Home 5 Campaign Resources 5 A Guide To Framing Relational Voter Registration

A Guide To Framing Relational Voter Registration

by | Apr 6

Why do we do relational outreach? What is relational voter registration? PDI’s Contact and Survey feature in OutreachCircle allows folks to identify unregistered voters in their networks and help them get registered to vote. If you’re using this action with your volunteers or paid relational mobilizers, it may be many folks’ first time encountering relational, so it can be helpful to spend a few minutes discussing what the task is and why we’re doing it. Use this guide to help make sure your team feels great about engaging their friends and family to register to vote. You can emphasize that:


  • Your supporters’ relational outreach makes a difference. We know that relational outreach is the most effective form of voter contact – more effective than traditional door-knocking, phonebanking, or texting. This might sound surprising, but it makes intuitive sense – people are more likely to listen to their trusted friends and family than strangers. Share with them what we know about the effectiveness of relational and the unique power they have to get their friends and family registered, engaged, and voting. 


  • Your supporters have a voter registration superpower that campaigns and organizations don’t. Supporters are experts on the people in their lives. They know who among their friends recently turned 18, who is always talking about politics and who isn’t involved yet, who moved to the state recently and is still getting set up, and so on.
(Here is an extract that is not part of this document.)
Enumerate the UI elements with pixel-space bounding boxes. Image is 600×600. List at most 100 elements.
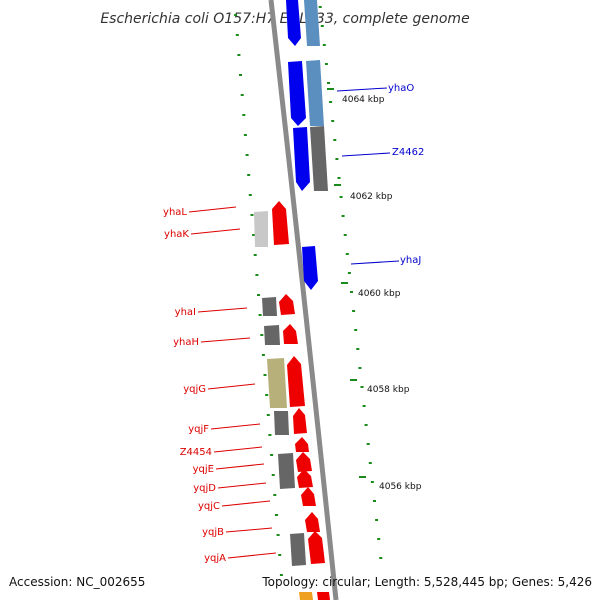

This is mission-critical for campaigns and electoral organizations that typically base their organizing off of the “voter file”, the official record of registered voters that each state maintains. (Supporters won’t necessarily be familiar with what “the voter file” is, so it can be helpful to put it into words!) In the case of voter registration, there’s no list to go off of. Campaigns and organizations have to figure out who lives in the state and is eligible to vote but isn’t registered yet – and often, this means a lot of guesswork and searching for needles in haystacks. Now, supporters can guide campaigns and organizations through their networks to get people registered to vote. Help your supporters understand that their relationships are their superpower, and how we’re going to use that superpower to strengthen our democracy and make sure everyone we know is set up to exercise their right to vote.


  • Your supporters can help combat voter suppression efforts. In this action, supporters will be able to see which of their friends and family are registered to vote, and which aren’t. This gives them a valuable starting point for their relational work. But it’s also important to emphasize that this work isn’t just about voters who are unregistered – in this era of voter suppression, it’s a good idea for everyone to double check their voter registration every year. 


  • Your supporters may feel a little awkward at first.  Sometimes doing relational outreach can feel strange, or even transactional. If you sense that is coming up, name it, and encourage supporters to think through that discomfort and maybe even name it to their friends, too. Asking people to do something can be uncomfortable – but do we believe in what we are asking them to do? Is this important to us? Will elections affect the lives of the people we are asking to register? If the answers to these questions are yes, supporters may find that taking action is worth feeling that initial awkwardness. Friends and family may even appreciate an offer to help them navigate what can sometimes be a confusing process of registering to vote. Encourage supporters to make use of the “Customize message” step in the action and rephrase the ask in their own voice. Let them know that even saying things like “hi this feels kind of weird but I care about you and I want everyone I love to be registered to vote” is helpful and okay. 


  • Your supporters’ hesitations are valid and critical to address. Be aware of hesitations folks might have about voter registration, and be prepared to speak to these concerns. For example, some folks in mixed status households may worry that registering to vote could put undocumented loved ones at risk. Be ready to address concerns like this so that everyone feels safe and confident.